8. Mais on me dira peut-être : Ce que vous dites est bon, mais il serait mieux encore que vous demeurassiez dans votre sujet. Attendez un peu. Je ne l'ai pas oublié. N'avons-nous pas à expliquer ces paroles votre nom est une huile répandue (Cant. I, 2) ? » C'est là ce dont il s'agit. C'est ce que nous avons entrepris de traiter. Je vous laisse à juger, si ce que nous avons dit jusqu'ici est inutile. Je vais vous montrer en peu de mots que ce que j'ai dit n'est pas hors de propos. Ne vous souvenez-vous point que la dernière chose que je vous faisais remarquer dans les mamelles de l'Épouse, c'est la douce odeur des parfums qu'elles exhalent? Qu'y a-t-il donc de plus convenable pour l'Épouse de reconnaître qu'elle les tient de son Époux, si elle ne veut pas qu'on croie qu'elle se les attribue? Or vous voyez bien que tout ce que nous avons dit tend à ce but. Si mes mamelles sentent si bon, dit l'Épouse, et sont si agréables, je ne l'attribue ni à mes soins, ni à mes mérites; mais je reconnais le tenir de vos largesses, ô mon époux, de ce nom adorable qui est comme de l'huile répandue. Demeurons-en là pour ce qui est de la suite du texte.

9. Quant à l'explication du verset qui nous a donné l'occasion de vous parler si longuement sur le vice détestable de l'ingratitude, nous le remettrons à un autre temps, et le réserverons pour un autre discours.

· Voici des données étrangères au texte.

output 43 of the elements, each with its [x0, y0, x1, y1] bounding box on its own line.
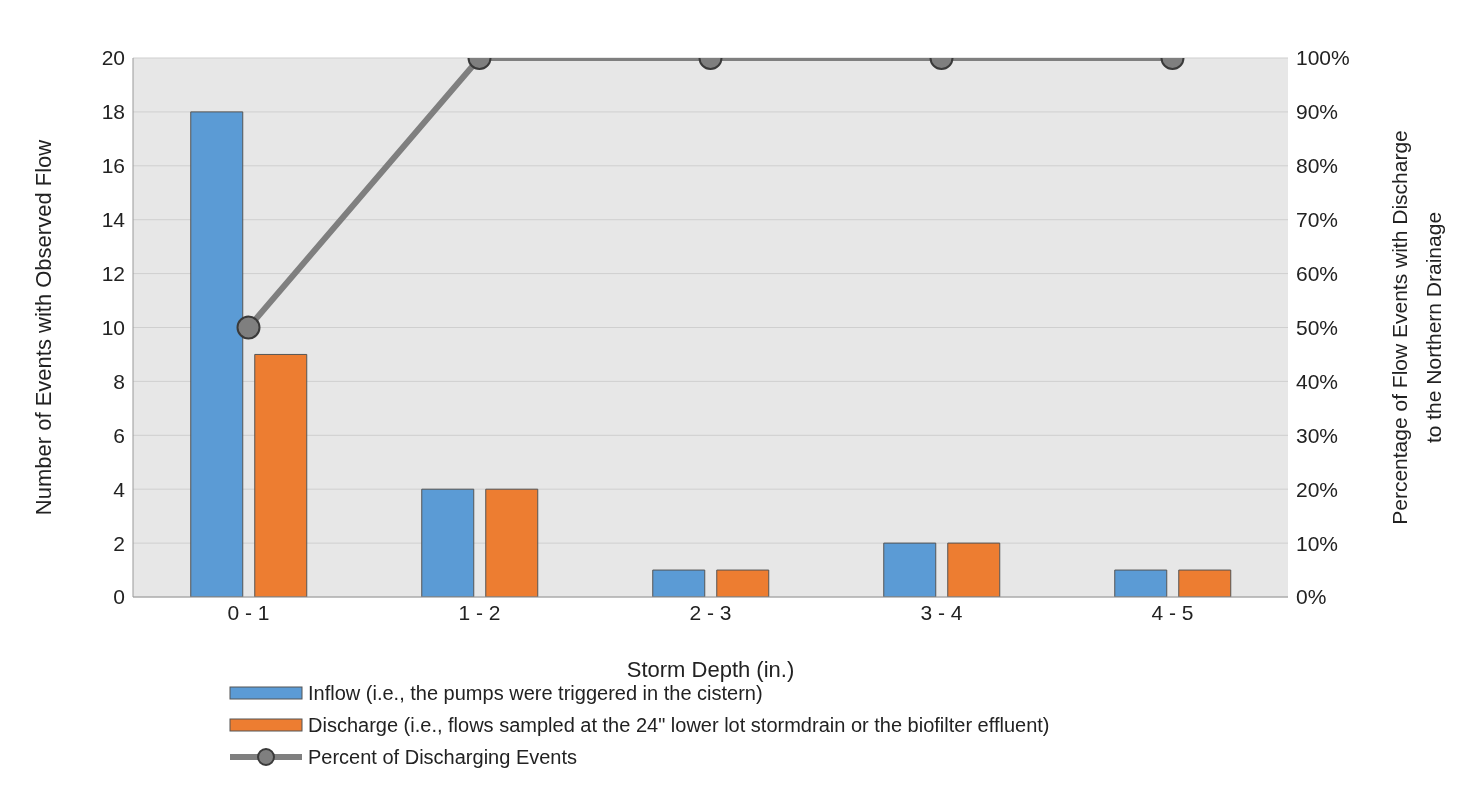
x-tick-label: 3 - 4: [920, 600, 963, 624]
y2-tick-label: 20%: [1296, 477, 1339, 501]
y2-tick-label: 10%: [1296, 531, 1339, 555]
y-tick-label: 8: [113, 369, 125, 393]
y2-axis-title: Percentage of Flow Events with Discharge to the Northern Drainage: [1388, 130, 1445, 525]
y2-tick-label: 50%: [1296, 315, 1339, 339]
legend-label: Percent of Discharging Events: [308, 745, 578, 770]
y-tick-label: 16: [101, 154, 125, 178]
x-tick-label: 1 - 2: [458, 600, 501, 624]
bar: [421, 488, 475, 597]
bar: [947, 542, 1001, 597]
y2-tick-label: 40%: [1296, 369, 1339, 393]
x-tick-label: 2 - 3: [689, 600, 732, 624]
y2-tick-label: 60%: [1296, 262, 1339, 286]
y-axis-title: Number of Events with Observed Flow: [30, 139, 56, 516]
legend-label: Inflow (i.e., the pumps were triggered in the cistern): [308, 682, 763, 706]
x-axis-title: Storm Depth (in.): [626, 657, 795, 682]
y-tick-label: 18: [101, 100, 125, 124]
y2-tick-label: 70%: [1296, 208, 1339, 232]
bar: [485, 488, 539, 597]
bar: [652, 569, 706, 597]
bar: [1114, 569, 1168, 597]
y-tick-label: 6: [113, 423, 125, 447]
y2-tick-label: 100%: [1296, 46, 1350, 70]
y-tick-label: 2: [113, 531, 125, 555]
y-tick-label: 14: [101, 208, 126, 232]
bar: [254, 353, 308, 597]
y2-tick-label: 80%: [1296, 154, 1339, 178]
y2-tick-label: 0%: [1296, 585, 1327, 609]
x-tick-label: 4 - 5: [1151, 600, 1194, 624]
y-tick-label: 12: [101, 262, 125, 286]
bar: [1178, 569, 1232, 597]
bar: [716, 569, 770, 597]
x-tick-label: 0 - 1: [227, 600, 270, 624]
y-tick-label: 0: [113, 585, 125, 609]
legend-label: Discharge (i.e., flows sampled at the 24" lower lot stormdrain or the biofilter effluent): [308, 713, 1050, 738]
bar: [190, 111, 244, 597]
bar: [883, 542, 937, 597]
y2-tick-label: 30%: [1296, 423, 1339, 447]
y-tick-label: 4: [113, 477, 126, 501]
y-tick-label: 20: [101, 46, 125, 70]
y2-tick-label: 90%: [1296, 100, 1339, 124]
y-tick-label: 10: [101, 315, 125, 339]
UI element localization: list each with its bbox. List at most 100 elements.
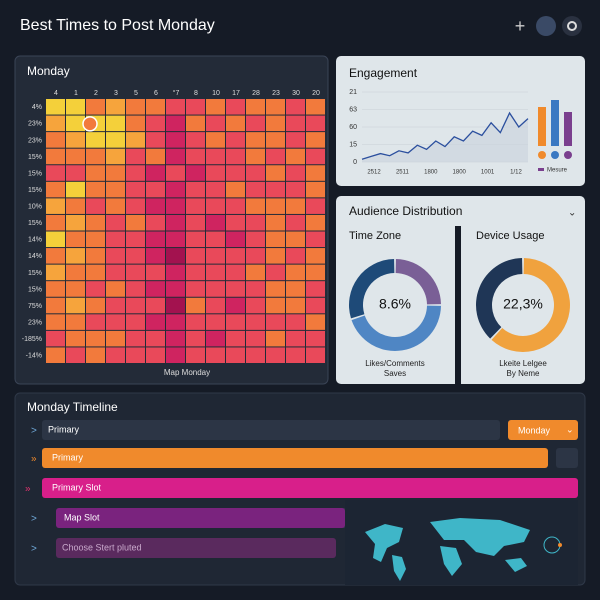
row-label: 15% bbox=[28, 170, 42, 177]
heatmap-cell bbox=[246, 314, 265, 330]
heatmap-cell bbox=[306, 314, 325, 330]
timeline-row-label: Primary bbox=[48, 424, 79, 434]
row-label: 15% bbox=[28, 187, 42, 194]
heatmap-cell bbox=[186, 264, 205, 281]
heatmap-cell bbox=[206, 330, 225, 347]
heatmap-cell bbox=[246, 115, 265, 132]
heatmap-cell bbox=[266, 231, 285, 248]
heatmap-cell bbox=[86, 214, 105, 231]
bar bbox=[551, 100, 559, 146]
audience-toggle[interactable]: ⌄ bbox=[568, 208, 576, 219]
heatmap-cell bbox=[306, 264, 325, 281]
heatmap-cell bbox=[246, 330, 265, 347]
heatmap-cell bbox=[86, 165, 105, 181]
timeline-title: Monday Timeline bbox=[27, 400, 118, 414]
heatmap-cell bbox=[246, 297, 265, 314]
y-tick-label: 60 bbox=[349, 124, 357, 131]
dropdown[interactable] bbox=[508, 420, 578, 440]
heatmap-cell bbox=[306, 148, 325, 165]
device-center: 22,3% bbox=[503, 296, 543, 312]
row-button[interactable] bbox=[556, 448, 578, 468]
heatmap-cell bbox=[186, 198, 205, 214]
heatmap-cell bbox=[306, 165, 325, 181]
heatmap-cell bbox=[166, 330, 185, 347]
heatmap-cell bbox=[146, 330, 165, 347]
heatmap-cell bbox=[186, 148, 205, 165]
heatmap-cell bbox=[206, 148, 225, 165]
heatmap-cell bbox=[66, 165, 85, 181]
heatmap-cell bbox=[46, 281, 65, 297]
heatmap-cell bbox=[286, 330, 305, 347]
heatmap-cell bbox=[286, 297, 305, 314]
heatmap-cell bbox=[166, 231, 185, 248]
timeline-row[interactable] bbox=[42, 420, 500, 440]
x-tick-label: 1800 bbox=[424, 170, 438, 176]
time-zone-title: Time Zone bbox=[349, 230, 401, 242]
bar-dot bbox=[538, 151, 546, 159]
heatmap-cell bbox=[206, 347, 225, 363]
heatmap-cell bbox=[166, 99, 185, 115]
y-tick-label: 21 bbox=[349, 89, 357, 96]
heatmap-cell bbox=[126, 231, 145, 248]
heatmap-cell bbox=[226, 231, 245, 248]
settings-button[interactable] bbox=[562, 16, 582, 36]
heatmap-cell bbox=[106, 330, 125, 347]
heatmap-cell bbox=[266, 330, 285, 347]
heatmap-cell bbox=[246, 264, 265, 281]
heatmap-cell bbox=[106, 115, 125, 132]
heatmap-cell bbox=[246, 132, 265, 148]
heatmap-cell bbox=[166, 132, 185, 148]
heatmap-cell bbox=[166, 165, 185, 181]
heatmap-cell bbox=[206, 115, 225, 132]
heatmap-cell bbox=[86, 297, 105, 314]
heatmap-cell bbox=[106, 181, 125, 198]
heatmap-cell bbox=[186, 165, 205, 181]
heatmap-cell bbox=[266, 347, 285, 363]
heatmap-cell bbox=[126, 198, 145, 214]
heatmap-cell bbox=[126, 99, 145, 115]
heatmap-cell bbox=[306, 198, 325, 214]
heatmap-cell bbox=[166, 264, 185, 281]
heatmap-cell bbox=[66, 347, 85, 363]
timeline-row[interactable] bbox=[42, 478, 578, 498]
heatmap-cell bbox=[226, 248, 245, 264]
chevron[interactable]: » bbox=[31, 454, 37, 465]
chevron[interactable]: > bbox=[31, 426, 37, 437]
heatmap-cell bbox=[266, 198, 285, 214]
timeline-row[interactable] bbox=[42, 448, 548, 468]
heatmap-cell bbox=[286, 281, 305, 297]
heatmap-cell bbox=[86, 99, 105, 115]
heatmap-cell bbox=[106, 148, 125, 165]
heatmap-cell bbox=[306, 281, 325, 297]
add-button[interactable]: + bbox=[515, 16, 526, 36]
settings-icon bbox=[567, 21, 577, 31]
heatmap-cell bbox=[66, 148, 85, 165]
legend-label: Mesure bbox=[547, 168, 568, 174]
heatmap-cell bbox=[46, 231, 65, 248]
heatmap-cell bbox=[266, 115, 285, 132]
row-label: 15% bbox=[28, 286, 42, 293]
timeline-row[interactable] bbox=[56, 508, 345, 528]
heatmap-cell bbox=[306, 231, 325, 248]
heatmap-cell bbox=[66, 99, 85, 115]
dropdown-caret: ⌄ bbox=[566, 424, 574, 434]
share-button[interactable] bbox=[536, 16, 556, 36]
heatmap-cell bbox=[266, 248, 285, 264]
chevron[interactable]: > bbox=[31, 544, 37, 555]
chevron[interactable]: > bbox=[31, 514, 37, 525]
heatmap-cell bbox=[46, 198, 65, 214]
heatmap-cell bbox=[66, 297, 85, 314]
timeline-row[interactable] bbox=[56, 538, 336, 558]
heatmap-cell bbox=[126, 181, 145, 198]
chevron[interactable]: » bbox=[25, 484, 31, 495]
heatmap-cell bbox=[206, 165, 225, 181]
heatmap-cell bbox=[286, 165, 305, 181]
continent bbox=[440, 546, 462, 576]
legend-swatch bbox=[538, 168, 544, 171]
heatmap-cell bbox=[66, 314, 85, 330]
heatmap-cell bbox=[186, 314, 205, 330]
heatmap-cell bbox=[206, 281, 225, 297]
heatmap-cell bbox=[146, 148, 165, 165]
heatmap-cell bbox=[126, 314, 145, 330]
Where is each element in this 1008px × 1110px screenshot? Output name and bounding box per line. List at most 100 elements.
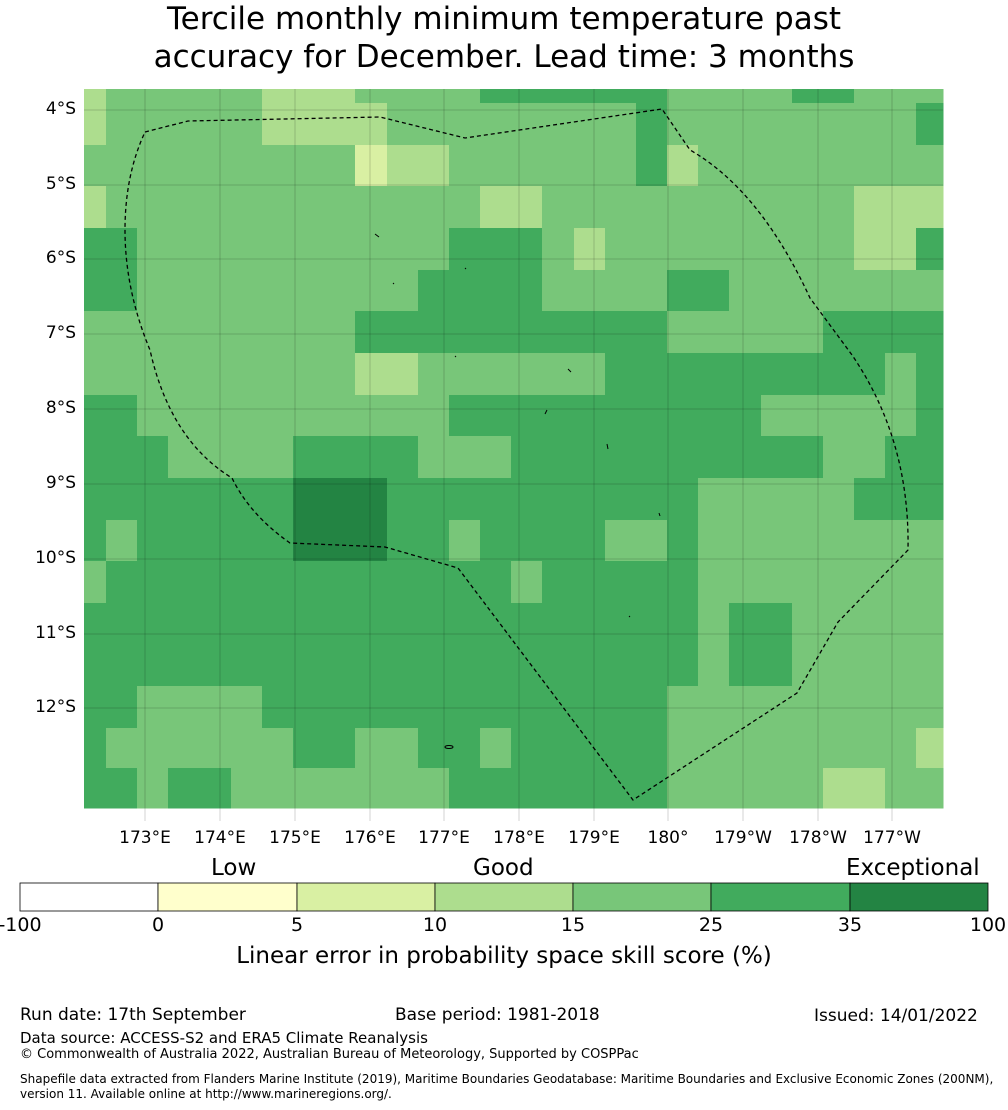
grid-cell	[84, 436, 107, 479]
grid-cell	[574, 520, 606, 562]
grid-cell	[137, 436, 169, 479]
grid-cell	[823, 89, 855, 104]
grid-cell	[636, 89, 668, 104]
grid-cell	[574, 768, 606, 809]
grid-cell	[574, 436, 606, 479]
grid-cell	[761, 186, 793, 229]
grid-cell	[449, 478, 481, 521]
grid-cell	[137, 728, 169, 769]
grid-cell	[449, 228, 481, 271]
grid-cell	[262, 103, 294, 146]
grid-cell	[449, 561, 481, 604]
grid-cell	[542, 103, 575, 146]
grid-cell	[511, 311, 543, 354]
grid-cell	[200, 728, 232, 769]
grid-cell	[449, 645, 481, 687]
lon-label: 175°E	[269, 828, 321, 848]
grid-cell	[449, 270, 481, 312]
grid-cell	[574, 89, 606, 104]
grid-cell	[418, 603, 450, 646]
grid-cell	[698, 686, 730, 729]
grid-cell	[137, 395, 169, 437]
grid-cell	[84, 103, 107, 146]
colorbar-tick: 5	[290, 914, 304, 936]
grid-cell	[885, 186, 917, 229]
title-line-2: accuracy for December. Lead time: 3 mont…	[153, 39, 855, 75]
grid-cell	[854, 311, 886, 354]
grid-cell	[916, 353, 944, 396]
grid-cell	[84, 186, 107, 229]
grid-cell	[355, 520, 388, 562]
grid-cell	[729, 311, 762, 354]
grid-cell	[854, 186, 886, 229]
grid-cell	[231, 728, 263, 769]
grid-cell	[480, 561, 512, 604]
grid-cell	[916, 270, 944, 312]
grid-cell	[636, 145, 668, 187]
grid-cell	[418, 436, 450, 479]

Il suffit à cette heure de vous suggérer cette réflexion. Si l'Épouse n'ose se rien attribuer de toutes ses vertus et de toutes ses grâces, combien moins le devons-nous faire, nous qui ne sommes peut-être que de jeunes filles ? Disons donc aussi en marchant sur les pas de l'Épouse : « Ne nous donnez point de gloire, Seigneur, ne nous en donnez point, donnez-la toute à votre nom. (Psal. CXIII, 1). » Disons, non des lèvres et de la langue, mais en effet et en vérité, de peur, ce qu'à Dieu ne plaise, qu'on ne dise de nous : « Ils ne l'ont aimé que des lèvres et de la langue, mais leur cœur n'était point droit devant lui, et ils n'ont point été fidèles à garder son alliance (Psal. LXXVII). » Oui, disons, mais avec des cris qui partent plutôt du fond du cœur que du bout des lèvres : «Seigneur Dieu, sauvez-nous, et rassemblez-nous du milieu des nations, afin que nous célébrions votre nom, non pas le nôtre, et que nous nous glorifions, non dans nos louanges, mais dans les vôtres pendant tous les siècles des siècles. (Psal. CV, 47). » Ainsi soit-il.